We investigate the impact of misspecification of prevalence of strata at a sample size calculation. We assume the design setting of Example 1 except the prevalence. Let γ_1j denote the prevalence specified for sample size calculation and γ_2j the true one or the one observed from the study. We calculate the sample size n assuming prevalence of (γ₁₁, γ₁₂) and calculate the power of this sample size when the true prevalence is (γ₂₁, γ₂₂).

Table 1 reports the power of the sample sizes calculated for specified prevalence γ₁₁ when the true prevalence is γ₂₁ for stratum 1.

Table 1.

Power of the sample size calculated by specifying a prevalence of γ₁₁ for stratum 1 when the true prevalence is γ₂₁

Specified γ11	True Prevalence, γ21
	0.1	0.2	0.3	0.4	0.5	0.6	0.7	0.8	0.9
0.1	0.900	0.905	0.910	0.915	0.919	0.924	0.928	0.932	0.935
0.2	0.895	0.900	0.905	0.910	0.915	0.919	0.923	0.928	0.931
0.3	0.889	0.895	0.900	0.905	0.910	0.915	0.919	0.923	0.927
0.4	0.883	0.889	0.895	0.900	0.905	0.910	0.914	0.919	0.923
0.5	0.878	0.884	0.890	0.895	0.900	0.905	0.910	0.914	0.919
0.6	0.872	0.878	0.884	0.890	0.895	0.900	0.905	0.910	0.914
0.7	0.867	0.873	0.879	0.885	0.890	0.895	0.900	0.905	0.910
0.8	0.861	0.867	0.873	0.879	0.885	0.890	0.895	0.900	0.905
0.9	0.855	0.861	0.867	0.874	0.879	0.885	0.890	0.895	0.900

If the specified prevalence is identical to the observed one (the diagonal of Table 1), then we have the power of the nominal 1 − β = 0.9. The lower diagonal cells of Table 1 denote the power of sample size calculated by overestimating the prevalence of the high risk group (stratum 1). In this case, the sample sizes are underpowered compared to the targeted 1 − β = 0.9 since the trial will observe less events than expected at the study design. For example, if we design a trial assuming a prevalence of γ₁₁ = 0.7, but observe γ₂₁ = 0.4 from the trial, then we will have a power of 0.885. Overall, however, we observe that the impact of misspecified prevalence on statistical power is moderate over the wide range of specified and true prevalence. If the prevalence of the high risk group is overestimated (the upper diagonal of Table 1), then we have enough power. Anyhow, at the design stage of a trial, it will be safe to check the power of the calculated sample size for a wide range of prevalence, and to plan a sample size recalculation before completing accrual if necessary.

4 Discussions

In this paper, we have considered design of phase II clinical trials when the patient population consists of multiple subpopulations, called strata, with different prognosis. We assume that the study therapy is expected to be similarly beneficial for all strata. If the study therapy is expected to be efficacious only for a subset of strata (e.g. different disease type), then the eligibility criteria should be appropriately defined to exclude the strata that would not be expected to have the benefit of the study therapy.

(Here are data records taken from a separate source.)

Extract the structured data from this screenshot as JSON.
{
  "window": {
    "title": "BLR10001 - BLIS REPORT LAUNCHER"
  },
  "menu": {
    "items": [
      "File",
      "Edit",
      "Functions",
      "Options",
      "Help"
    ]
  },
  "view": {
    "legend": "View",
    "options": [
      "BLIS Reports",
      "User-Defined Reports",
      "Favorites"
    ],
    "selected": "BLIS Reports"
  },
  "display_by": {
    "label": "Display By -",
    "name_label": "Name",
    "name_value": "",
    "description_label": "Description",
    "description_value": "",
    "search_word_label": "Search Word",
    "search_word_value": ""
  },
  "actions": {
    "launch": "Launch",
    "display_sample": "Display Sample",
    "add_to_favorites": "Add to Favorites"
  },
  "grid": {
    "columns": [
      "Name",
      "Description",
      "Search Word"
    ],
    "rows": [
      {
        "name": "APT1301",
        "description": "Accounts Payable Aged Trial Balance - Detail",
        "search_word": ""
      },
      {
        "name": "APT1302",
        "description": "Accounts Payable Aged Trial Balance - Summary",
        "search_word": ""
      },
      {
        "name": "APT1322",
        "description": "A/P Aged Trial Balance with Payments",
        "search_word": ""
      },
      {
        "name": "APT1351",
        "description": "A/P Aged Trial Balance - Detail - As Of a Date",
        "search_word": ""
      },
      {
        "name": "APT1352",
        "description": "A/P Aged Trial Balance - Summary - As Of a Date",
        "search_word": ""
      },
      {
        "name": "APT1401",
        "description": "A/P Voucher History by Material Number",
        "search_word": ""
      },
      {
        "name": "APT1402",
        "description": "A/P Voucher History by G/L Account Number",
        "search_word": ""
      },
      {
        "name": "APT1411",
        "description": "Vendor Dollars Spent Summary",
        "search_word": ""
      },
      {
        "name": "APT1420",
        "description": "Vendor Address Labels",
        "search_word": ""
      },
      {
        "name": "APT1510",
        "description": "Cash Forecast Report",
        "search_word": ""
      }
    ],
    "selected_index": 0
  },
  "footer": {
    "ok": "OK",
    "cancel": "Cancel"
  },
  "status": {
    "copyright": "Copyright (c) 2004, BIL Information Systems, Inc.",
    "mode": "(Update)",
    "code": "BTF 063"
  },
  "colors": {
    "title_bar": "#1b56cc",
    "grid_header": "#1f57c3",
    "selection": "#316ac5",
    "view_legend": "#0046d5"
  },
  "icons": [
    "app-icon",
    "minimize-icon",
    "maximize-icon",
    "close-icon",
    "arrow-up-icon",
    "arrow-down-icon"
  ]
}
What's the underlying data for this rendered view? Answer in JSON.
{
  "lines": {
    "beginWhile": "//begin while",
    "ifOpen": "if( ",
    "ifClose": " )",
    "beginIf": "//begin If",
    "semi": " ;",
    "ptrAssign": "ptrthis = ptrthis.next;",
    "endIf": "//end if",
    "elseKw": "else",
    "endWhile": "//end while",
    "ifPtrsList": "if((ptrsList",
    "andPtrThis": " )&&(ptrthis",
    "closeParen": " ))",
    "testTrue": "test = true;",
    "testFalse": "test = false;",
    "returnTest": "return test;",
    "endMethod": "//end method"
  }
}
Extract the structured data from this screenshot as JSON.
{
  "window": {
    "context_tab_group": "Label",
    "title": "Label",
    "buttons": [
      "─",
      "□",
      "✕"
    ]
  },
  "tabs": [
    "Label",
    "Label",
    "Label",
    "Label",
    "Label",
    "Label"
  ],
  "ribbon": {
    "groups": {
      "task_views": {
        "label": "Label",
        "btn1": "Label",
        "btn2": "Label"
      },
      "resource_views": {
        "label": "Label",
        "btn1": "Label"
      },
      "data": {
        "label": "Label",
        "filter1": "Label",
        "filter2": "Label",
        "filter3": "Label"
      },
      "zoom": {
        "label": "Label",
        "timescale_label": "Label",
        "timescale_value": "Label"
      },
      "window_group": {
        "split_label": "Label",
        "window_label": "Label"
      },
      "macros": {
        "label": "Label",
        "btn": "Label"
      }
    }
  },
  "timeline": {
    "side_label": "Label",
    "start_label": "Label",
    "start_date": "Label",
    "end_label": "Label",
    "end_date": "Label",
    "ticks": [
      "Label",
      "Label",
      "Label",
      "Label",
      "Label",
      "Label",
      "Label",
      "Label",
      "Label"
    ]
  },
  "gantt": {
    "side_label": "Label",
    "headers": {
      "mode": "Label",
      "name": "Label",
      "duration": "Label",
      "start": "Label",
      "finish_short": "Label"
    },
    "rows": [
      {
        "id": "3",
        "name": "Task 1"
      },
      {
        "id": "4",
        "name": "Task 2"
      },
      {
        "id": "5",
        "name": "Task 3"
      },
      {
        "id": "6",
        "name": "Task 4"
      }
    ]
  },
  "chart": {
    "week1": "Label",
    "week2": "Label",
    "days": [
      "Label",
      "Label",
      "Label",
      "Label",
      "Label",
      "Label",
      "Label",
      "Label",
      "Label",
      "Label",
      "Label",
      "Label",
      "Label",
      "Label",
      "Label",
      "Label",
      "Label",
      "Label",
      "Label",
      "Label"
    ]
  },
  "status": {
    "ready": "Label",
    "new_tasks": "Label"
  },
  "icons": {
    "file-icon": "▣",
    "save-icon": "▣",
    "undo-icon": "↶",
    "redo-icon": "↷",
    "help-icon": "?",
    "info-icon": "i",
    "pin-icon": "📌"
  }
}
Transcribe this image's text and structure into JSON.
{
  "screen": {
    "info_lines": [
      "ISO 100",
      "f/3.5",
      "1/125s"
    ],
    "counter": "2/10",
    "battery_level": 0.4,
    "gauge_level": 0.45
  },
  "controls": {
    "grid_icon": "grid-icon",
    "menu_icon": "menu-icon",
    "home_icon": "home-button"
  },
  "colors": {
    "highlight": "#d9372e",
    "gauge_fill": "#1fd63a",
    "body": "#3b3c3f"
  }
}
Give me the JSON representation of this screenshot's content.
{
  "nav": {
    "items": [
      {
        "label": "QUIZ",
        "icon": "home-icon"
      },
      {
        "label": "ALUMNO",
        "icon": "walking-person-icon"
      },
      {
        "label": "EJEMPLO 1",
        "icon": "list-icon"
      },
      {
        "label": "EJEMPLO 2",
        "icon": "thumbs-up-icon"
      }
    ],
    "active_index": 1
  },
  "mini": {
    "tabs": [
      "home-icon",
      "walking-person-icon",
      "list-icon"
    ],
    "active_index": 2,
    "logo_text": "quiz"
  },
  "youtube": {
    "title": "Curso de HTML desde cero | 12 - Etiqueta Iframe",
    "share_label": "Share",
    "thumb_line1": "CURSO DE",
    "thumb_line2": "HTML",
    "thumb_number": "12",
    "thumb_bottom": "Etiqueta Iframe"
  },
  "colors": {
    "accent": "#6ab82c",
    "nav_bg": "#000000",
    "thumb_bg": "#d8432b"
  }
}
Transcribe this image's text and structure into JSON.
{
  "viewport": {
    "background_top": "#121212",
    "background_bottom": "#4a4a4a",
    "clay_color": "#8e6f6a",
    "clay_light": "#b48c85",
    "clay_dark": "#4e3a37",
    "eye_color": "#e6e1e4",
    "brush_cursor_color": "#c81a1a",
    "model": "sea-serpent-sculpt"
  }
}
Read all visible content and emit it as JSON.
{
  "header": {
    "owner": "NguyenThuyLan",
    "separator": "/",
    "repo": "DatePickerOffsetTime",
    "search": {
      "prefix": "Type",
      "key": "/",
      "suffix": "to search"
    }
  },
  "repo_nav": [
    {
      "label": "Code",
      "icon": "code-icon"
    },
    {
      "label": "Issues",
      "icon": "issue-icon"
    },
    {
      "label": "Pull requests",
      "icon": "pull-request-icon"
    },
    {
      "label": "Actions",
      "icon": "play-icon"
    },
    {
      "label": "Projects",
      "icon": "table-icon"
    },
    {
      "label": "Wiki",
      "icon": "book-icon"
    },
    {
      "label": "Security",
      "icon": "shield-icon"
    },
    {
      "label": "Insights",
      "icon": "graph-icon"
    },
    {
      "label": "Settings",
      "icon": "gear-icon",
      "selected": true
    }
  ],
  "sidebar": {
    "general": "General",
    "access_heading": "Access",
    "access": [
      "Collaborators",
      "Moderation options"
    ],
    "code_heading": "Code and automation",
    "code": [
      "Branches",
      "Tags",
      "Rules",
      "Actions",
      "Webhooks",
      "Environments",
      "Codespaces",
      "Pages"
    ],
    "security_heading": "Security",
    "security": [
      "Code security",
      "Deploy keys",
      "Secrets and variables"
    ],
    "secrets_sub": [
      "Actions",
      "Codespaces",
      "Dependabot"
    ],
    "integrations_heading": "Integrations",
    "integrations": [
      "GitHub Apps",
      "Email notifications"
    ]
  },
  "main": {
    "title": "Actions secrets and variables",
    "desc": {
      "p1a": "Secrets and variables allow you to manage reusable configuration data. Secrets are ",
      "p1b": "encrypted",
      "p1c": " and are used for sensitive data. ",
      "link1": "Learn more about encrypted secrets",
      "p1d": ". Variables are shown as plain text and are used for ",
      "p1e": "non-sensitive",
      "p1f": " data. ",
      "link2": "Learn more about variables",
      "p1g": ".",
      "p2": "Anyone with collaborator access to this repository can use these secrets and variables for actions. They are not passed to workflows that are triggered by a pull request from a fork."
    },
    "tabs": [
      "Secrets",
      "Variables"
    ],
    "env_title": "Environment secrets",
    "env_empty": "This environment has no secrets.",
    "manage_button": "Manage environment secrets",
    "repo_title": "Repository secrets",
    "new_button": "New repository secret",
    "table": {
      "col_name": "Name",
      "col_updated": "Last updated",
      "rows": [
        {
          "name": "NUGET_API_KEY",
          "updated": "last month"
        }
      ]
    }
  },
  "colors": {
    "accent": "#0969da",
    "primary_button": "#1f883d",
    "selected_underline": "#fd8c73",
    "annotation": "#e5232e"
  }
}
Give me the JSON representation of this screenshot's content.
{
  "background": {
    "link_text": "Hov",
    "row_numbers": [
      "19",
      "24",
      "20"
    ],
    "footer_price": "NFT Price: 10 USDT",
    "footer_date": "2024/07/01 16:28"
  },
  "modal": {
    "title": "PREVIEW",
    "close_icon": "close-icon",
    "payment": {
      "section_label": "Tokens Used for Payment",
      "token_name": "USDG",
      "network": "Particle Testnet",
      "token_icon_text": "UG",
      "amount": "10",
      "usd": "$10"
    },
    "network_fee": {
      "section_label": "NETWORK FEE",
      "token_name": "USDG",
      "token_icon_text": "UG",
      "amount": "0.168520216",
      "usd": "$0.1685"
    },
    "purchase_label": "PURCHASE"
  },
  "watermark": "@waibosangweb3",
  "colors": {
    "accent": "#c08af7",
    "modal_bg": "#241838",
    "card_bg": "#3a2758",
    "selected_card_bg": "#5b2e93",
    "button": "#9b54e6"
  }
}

We have proposed to account for the heterogeneity of patient population using a stratified testing method for single-arm phase II clinical trials with a time-to-event outcome, such as progression-free survival. We also present a sample size calculation method for the stratified test to be used when designing such trials.

When designing a trial to be analyzed using a stratified test, it is required to specify the prevalence of strata. Jung, Chang and Kang (2012) have shown that unstratified testing can severely distort the type I error and power when the prevalence of strata is different from the real one. In this paper, however, we observe that the power is not much influenced by misspecification of the prevalence as far as the type I error rate is accurately controlled by using a stratified analysis.